Can you compare the Washington Tennis and Education Foundation and your own foundation?

No two organizations can be more aligned; both reach kids primarily through education and tennis, and the skills that they teach.

I’m curious if other retired tennis champions are involved in significant philanthropic efforts.

Tennis, more than any other sport, has retired athletes who are active about giving back. They reach the most people.

I’ve often thought about the parallels between tennis and life/education. Have you?

Yes. On the tennis court you experience a lot of soul-searching. You set a goal for yourself and get over the finish line. These kids are setting a goal for themselves: getting a certificate. If they work hard, focus, and believe in themselves, their opportunities are endless. Ultimately, if you apply yourself at tennis you’re pretty much guaranteed a scholarship anywhere.

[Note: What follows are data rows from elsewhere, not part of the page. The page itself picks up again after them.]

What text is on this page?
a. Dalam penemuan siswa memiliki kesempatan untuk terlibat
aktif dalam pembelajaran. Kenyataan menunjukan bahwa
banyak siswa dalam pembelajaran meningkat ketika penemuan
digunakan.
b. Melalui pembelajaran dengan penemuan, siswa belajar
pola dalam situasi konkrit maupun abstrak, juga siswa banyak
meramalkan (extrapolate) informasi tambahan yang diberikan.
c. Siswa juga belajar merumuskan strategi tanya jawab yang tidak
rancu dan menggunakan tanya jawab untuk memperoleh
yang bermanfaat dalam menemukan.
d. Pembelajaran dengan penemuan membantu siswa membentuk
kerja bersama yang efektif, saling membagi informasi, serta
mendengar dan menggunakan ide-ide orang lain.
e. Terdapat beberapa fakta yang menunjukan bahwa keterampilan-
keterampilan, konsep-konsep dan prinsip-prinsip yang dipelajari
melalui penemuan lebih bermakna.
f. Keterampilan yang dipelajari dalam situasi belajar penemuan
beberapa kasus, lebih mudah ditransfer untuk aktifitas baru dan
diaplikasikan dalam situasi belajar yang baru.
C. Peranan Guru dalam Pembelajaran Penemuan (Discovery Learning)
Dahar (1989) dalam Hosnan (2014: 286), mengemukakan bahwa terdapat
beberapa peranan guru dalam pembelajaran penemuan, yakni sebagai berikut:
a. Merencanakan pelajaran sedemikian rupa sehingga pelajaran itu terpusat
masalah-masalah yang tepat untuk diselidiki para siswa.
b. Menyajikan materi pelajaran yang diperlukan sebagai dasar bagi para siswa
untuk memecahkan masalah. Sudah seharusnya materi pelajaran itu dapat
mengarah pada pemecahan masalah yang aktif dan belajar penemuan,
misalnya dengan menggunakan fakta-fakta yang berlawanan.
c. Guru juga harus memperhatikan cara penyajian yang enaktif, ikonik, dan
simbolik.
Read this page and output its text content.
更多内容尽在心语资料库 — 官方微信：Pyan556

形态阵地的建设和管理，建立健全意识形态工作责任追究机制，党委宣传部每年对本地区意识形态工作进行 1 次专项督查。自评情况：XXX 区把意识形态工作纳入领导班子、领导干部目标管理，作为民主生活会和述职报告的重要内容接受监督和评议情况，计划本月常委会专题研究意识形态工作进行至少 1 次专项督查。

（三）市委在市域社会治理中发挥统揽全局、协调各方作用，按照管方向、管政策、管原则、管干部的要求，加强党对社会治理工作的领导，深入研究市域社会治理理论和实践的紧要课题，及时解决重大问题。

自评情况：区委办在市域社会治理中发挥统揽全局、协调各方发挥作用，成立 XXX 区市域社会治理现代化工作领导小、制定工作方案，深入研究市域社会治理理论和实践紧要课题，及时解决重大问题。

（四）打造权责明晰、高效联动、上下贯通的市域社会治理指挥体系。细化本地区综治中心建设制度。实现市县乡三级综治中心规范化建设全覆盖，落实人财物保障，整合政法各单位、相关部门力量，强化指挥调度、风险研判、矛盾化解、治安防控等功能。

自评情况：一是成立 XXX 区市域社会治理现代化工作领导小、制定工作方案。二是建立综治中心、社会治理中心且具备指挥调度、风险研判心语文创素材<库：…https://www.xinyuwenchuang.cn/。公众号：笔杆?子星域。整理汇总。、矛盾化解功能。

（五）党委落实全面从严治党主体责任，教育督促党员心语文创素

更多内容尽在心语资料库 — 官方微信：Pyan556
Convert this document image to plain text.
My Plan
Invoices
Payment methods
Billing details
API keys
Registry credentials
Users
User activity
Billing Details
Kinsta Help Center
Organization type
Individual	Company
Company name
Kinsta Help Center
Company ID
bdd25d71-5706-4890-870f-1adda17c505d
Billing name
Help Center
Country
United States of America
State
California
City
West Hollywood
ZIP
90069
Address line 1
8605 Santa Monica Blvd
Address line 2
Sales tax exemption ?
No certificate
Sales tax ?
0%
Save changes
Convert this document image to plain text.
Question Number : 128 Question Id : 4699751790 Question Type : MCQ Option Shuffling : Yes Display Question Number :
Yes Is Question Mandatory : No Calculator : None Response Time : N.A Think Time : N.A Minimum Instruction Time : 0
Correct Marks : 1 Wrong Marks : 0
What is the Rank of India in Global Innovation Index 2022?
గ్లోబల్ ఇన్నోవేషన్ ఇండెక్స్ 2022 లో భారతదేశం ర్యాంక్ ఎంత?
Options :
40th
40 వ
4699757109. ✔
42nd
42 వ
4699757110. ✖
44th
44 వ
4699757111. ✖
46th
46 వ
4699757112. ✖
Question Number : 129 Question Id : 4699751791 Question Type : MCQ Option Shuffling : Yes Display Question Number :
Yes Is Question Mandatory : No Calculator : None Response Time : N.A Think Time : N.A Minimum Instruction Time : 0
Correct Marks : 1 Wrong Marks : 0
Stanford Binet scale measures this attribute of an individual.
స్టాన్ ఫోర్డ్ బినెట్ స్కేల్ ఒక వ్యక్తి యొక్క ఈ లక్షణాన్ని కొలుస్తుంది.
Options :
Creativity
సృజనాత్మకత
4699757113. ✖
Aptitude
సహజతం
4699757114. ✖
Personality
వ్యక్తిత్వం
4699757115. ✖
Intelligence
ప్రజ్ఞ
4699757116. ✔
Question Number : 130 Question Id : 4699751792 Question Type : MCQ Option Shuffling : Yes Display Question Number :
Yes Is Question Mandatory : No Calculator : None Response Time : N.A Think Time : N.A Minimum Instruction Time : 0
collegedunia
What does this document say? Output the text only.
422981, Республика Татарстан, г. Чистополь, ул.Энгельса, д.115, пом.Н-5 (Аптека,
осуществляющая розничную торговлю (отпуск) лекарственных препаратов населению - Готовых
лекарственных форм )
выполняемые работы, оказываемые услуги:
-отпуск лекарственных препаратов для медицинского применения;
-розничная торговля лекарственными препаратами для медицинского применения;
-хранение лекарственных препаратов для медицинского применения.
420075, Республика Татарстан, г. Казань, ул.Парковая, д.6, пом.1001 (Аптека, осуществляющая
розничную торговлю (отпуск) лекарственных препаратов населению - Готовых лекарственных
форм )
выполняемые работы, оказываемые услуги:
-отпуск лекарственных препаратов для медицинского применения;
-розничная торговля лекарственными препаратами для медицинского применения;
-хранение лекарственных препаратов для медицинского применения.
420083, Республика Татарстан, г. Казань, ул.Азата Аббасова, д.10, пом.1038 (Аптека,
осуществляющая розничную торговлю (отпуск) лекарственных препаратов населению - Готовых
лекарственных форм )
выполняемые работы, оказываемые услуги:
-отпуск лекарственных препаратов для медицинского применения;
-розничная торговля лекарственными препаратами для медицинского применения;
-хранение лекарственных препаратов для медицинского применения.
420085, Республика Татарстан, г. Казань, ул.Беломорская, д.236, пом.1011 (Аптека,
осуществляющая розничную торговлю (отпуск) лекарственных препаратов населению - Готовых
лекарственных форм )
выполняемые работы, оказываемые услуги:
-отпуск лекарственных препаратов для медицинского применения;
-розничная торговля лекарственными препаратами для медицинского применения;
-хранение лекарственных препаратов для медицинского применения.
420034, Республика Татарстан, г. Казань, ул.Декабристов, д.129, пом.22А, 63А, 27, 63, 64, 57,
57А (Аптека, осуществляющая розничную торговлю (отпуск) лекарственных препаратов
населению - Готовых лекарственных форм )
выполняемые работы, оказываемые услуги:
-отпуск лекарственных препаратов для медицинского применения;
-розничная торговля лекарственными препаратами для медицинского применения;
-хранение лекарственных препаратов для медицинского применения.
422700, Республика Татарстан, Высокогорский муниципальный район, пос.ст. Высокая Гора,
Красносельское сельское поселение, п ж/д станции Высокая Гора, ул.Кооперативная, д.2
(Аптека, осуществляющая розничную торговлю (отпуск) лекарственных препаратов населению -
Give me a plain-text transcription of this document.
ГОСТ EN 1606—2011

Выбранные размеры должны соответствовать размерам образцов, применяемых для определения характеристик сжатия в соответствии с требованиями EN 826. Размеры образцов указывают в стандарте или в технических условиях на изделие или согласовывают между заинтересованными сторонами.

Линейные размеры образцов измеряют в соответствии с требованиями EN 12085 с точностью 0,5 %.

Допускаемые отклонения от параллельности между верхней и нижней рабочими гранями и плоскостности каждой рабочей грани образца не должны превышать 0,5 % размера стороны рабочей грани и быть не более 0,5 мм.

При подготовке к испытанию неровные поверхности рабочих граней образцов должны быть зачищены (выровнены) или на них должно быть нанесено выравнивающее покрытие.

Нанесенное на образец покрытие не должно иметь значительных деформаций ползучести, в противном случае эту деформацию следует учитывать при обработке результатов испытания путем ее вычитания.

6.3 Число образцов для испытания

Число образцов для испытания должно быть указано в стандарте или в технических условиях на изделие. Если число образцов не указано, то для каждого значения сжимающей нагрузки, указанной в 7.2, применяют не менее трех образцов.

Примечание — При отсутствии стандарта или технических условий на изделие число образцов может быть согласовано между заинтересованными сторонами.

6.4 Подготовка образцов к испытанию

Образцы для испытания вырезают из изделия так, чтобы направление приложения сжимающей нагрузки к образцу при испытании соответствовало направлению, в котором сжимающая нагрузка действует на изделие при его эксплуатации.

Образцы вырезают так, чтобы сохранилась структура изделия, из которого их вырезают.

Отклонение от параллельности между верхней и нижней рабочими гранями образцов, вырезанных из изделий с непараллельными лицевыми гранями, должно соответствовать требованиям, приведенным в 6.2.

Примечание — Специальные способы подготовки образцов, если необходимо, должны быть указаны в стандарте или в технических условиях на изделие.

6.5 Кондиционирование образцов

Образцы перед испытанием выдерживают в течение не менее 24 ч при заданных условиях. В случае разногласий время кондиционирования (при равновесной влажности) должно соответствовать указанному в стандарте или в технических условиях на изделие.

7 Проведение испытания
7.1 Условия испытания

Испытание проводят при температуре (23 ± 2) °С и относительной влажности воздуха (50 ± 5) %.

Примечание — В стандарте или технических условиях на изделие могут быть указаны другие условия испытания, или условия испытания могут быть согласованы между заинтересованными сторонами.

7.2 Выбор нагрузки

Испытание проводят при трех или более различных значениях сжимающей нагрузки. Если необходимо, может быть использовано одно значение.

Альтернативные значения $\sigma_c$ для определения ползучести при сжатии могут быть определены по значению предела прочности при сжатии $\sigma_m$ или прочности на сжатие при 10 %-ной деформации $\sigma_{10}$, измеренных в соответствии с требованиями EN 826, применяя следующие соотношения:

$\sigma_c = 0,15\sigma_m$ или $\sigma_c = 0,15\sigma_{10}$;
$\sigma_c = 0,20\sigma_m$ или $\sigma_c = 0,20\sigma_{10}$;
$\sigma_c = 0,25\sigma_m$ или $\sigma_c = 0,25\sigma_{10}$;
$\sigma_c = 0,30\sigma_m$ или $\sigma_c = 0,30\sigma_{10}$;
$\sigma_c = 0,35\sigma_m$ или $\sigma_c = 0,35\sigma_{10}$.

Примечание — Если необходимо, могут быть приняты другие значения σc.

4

Why did you choose to focus on education?

I started working with kids, have always loved them, and eventually just backed into it. After clothing 3,000 kids a year through a project called Operation School Bell, I finally realized that the only way to get them truly ahead of the curve is to provide them an education.

How is it playing tennis with the kids?

The only thing I really don’t love anymore is the running, so if I can get them to hit the ball directly back to me it’s good.

What about the competition on the courts? Do you miss it?

I don’t miss it.

Describe the feeling of winning a great match.

You realize you don’t have to be good, just better than one person.

How would you compare your foundation work to pro tennis work?

My foundation is much more fulfilling; you have blinders on when you play a professional sport for a living. Tennis has been a vehicle for me to affect the lives of these children.

Once a denim-clad rebel at the net, Agassi has matured into a remarkable man. He joins Billie Jean King, Arthur Ashe, Andrea Jaeger and Jimmy Courier in the sports-philanthropy hall of fame. Go Andre!

Kathy Kemper is founder and CEO of the Institute for Education, a nonprofit foundation that recognizes and promotes leadership locally, nationally and in the world community.